That’s not quite what Gallup explicitly says in its analysis, but it’s a rather inevitable conclusion when one sees the graphic presentation of the results. Barack Obama lost eleven points in his approval ratings on a state-by-state basis in 2010, and now the floor has Obama in danger of losing the next election. Bear in mind when looking at the legend that the “average” approval rating for Obama was 47% — and that Obama had a 50% or better rating only in the dark-green states:
Obama’s overall average approval rating in 2010 was 47%, down 11 percentage points from the 58% he recorded in his first calendar year in office. For purposes of this state-by-state analysis, Obama’s average is calculated for the calendar year, and is therefore slightly different than the yearly average calculated beginning with his inauguration on January 20, 2009.
Broadly speaking, residents of 20 states gave Obama an approval rating within three percentage points of his national average (between 43.8% and 49.8%). Twelve states plus the District of Columbia had average approval ratings above that range, and in 18 states, approval fell below it.
The graphic is striking. Obama only gets majority approval for his performance on the West Coast and the Northeast — and not even all of those areas. He holds his home state of Illinois and his birth state of Hawaii, both unsurprisingly, but between the coasts there exists a vast land of either indifference or outright disapproval. Traditional Democratic states like Wisconsin, Michigan, and Pennsylvania are wavering. The entire interior West has become outright hostile. More than half of the states have shown a double-digit decline in approval for Obama.
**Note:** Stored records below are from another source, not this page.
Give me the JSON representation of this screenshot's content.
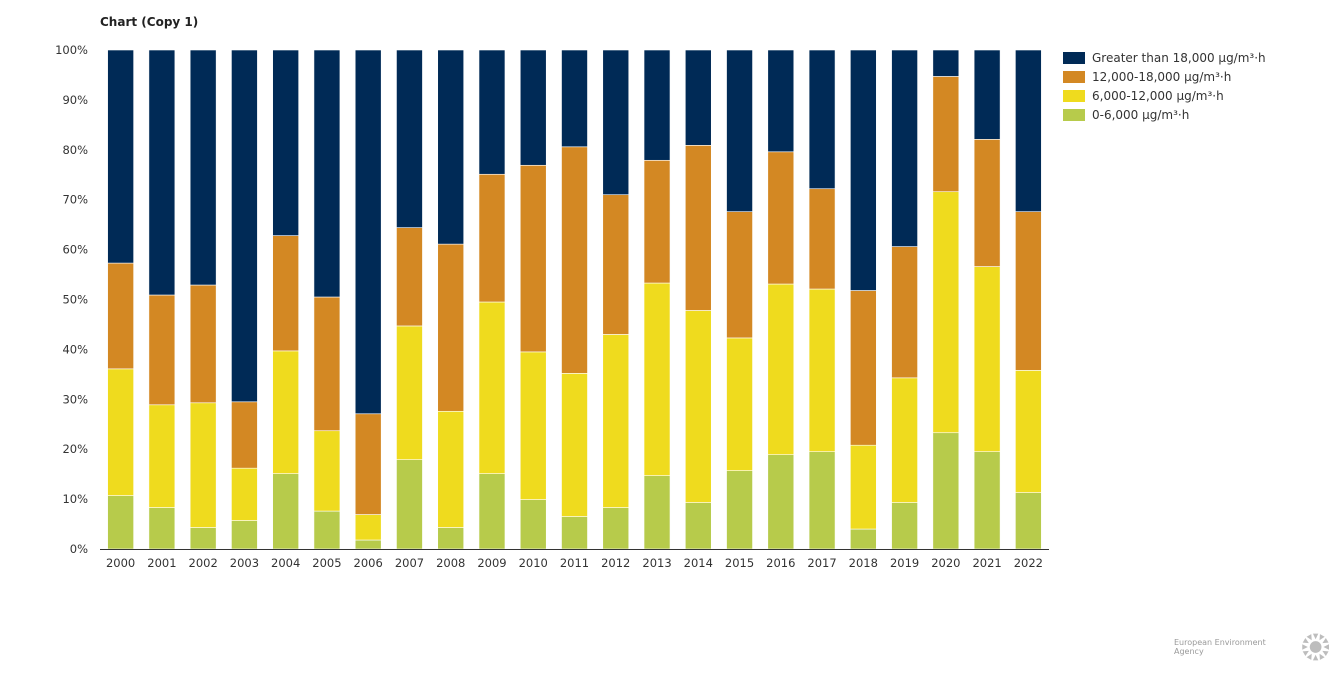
{
  "title": "Chart (Copy 1)",
  "footer": {
    "agency": "European Environment Agency",
    "logo_icon": "eea-sun-logo-icon"
  },
  "colors": {
    "s0": "#b7cb4b",
    "s1": "#efdb1e",
    "s2": "#d38823",
    "s3": "#002a56",
    "axis": "#333333"
  },
  "chart_data": {
    "type": "bar",
    "stacked": true,
    "title": "Chart (Copy 1)",
    "xlabel": "",
    "ylabel": "",
    "ylim": [
      0,
      100
    ],
    "y_ticks": [
      "0%",
      "10%",
      "20%",
      "30%",
      "40%",
      "50%",
      "60%",
      "70%",
      "80%",
      "90%",
      "100%"
    ],
    "legend_position": "right-top",
    "grid": false,
    "categories": [
      "2000",
      "2001",
      "2002",
      "2003",
      "2004",
      "2005",
      "2006",
      "2007",
      "2008",
      "2009",
      "2010",
      "2011",
      "2012",
      "2013",
      "2014",
      "2015",
      "2016",
      "2017",
      "2018",
      "2019",
      "2020",
      "2021",
      "2022"
    ],
    "series": [
      {
        "name": "0-6,000 µg/m³·h",
        "color": "#b7cb4b",
        "values": [
          10.7,
          8.3,
          4.3,
          5.7,
          15.1,
          7.6,
          1.8,
          17.9,
          4.3,
          15.1,
          9.9,
          6.5,
          8.3,
          14.7,
          9.3,
          15.7,
          18.9,
          19.5,
          4.0,
          9.3,
          23.3,
          19.5,
          11.3
        ]
      },
      {
        "name": "6,000-12,000 µg/m³·h",
        "color": "#efdb1e",
        "values": [
          25.4,
          20.6,
          25.0,
          10.5,
          24.6,
          16.1,
          5.1,
          26.8,
          23.3,
          34.4,
          29.6,
          28.7,
          34.7,
          38.6,
          38.5,
          26.6,
          34.2,
          32.6,
          16.8,
          25.0,
          48.3,
          37.1,
          24.5
        ]
      },
      {
        "name": "12,000-18,000 µg/m³·h",
        "color": "#d38823",
        "values": [
          21.2,
          22.0,
          23.6,
          13.3,
          23.1,
          26.8,
          20.2,
          19.7,
          33.5,
          25.6,
          37.4,
          45.4,
          28.0,
          24.6,
          33.1,
          25.3,
          26.5,
          20.1,
          31.0,
          26.3,
          23.1,
          25.5,
          31.8
        ]
      },
      {
        "name": "Greater than 18,000 µg/m³·h",
        "color": "#002a56",
        "values": [
          42.7,
          49.1,
          47.1,
          70.5,
          37.2,
          49.5,
          72.9,
          35.6,
          38.9,
          24.9,
          23.1,
          19.4,
          29.0,
          22.1,
          19.1,
          32.4,
          20.4,
          27.8,
          48.2,
          39.4,
          5.3,
          17.9,
          32.4
        ]
      }
    ]
  }
}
Presidents can win re-election with overall approval ratings below 50%, but that usually requires either a credible third-party challenge or an extraordinarily poor challenger. The economy would have to significantly improve to move these numbers in the direction where Obama can feel safe, and that seems unlikely to happen while Obama continues to press for regulatory adventurism.
Obama has a year at best to turn this around. He won the 2008 election at the peak of Bush fatigue by seven points nationwide. Continuing erosion in his standing puts the White House within the grasp of the GOP, especially if they nominate a credible candidate who can attract a “big tent” of those discontented with Obama.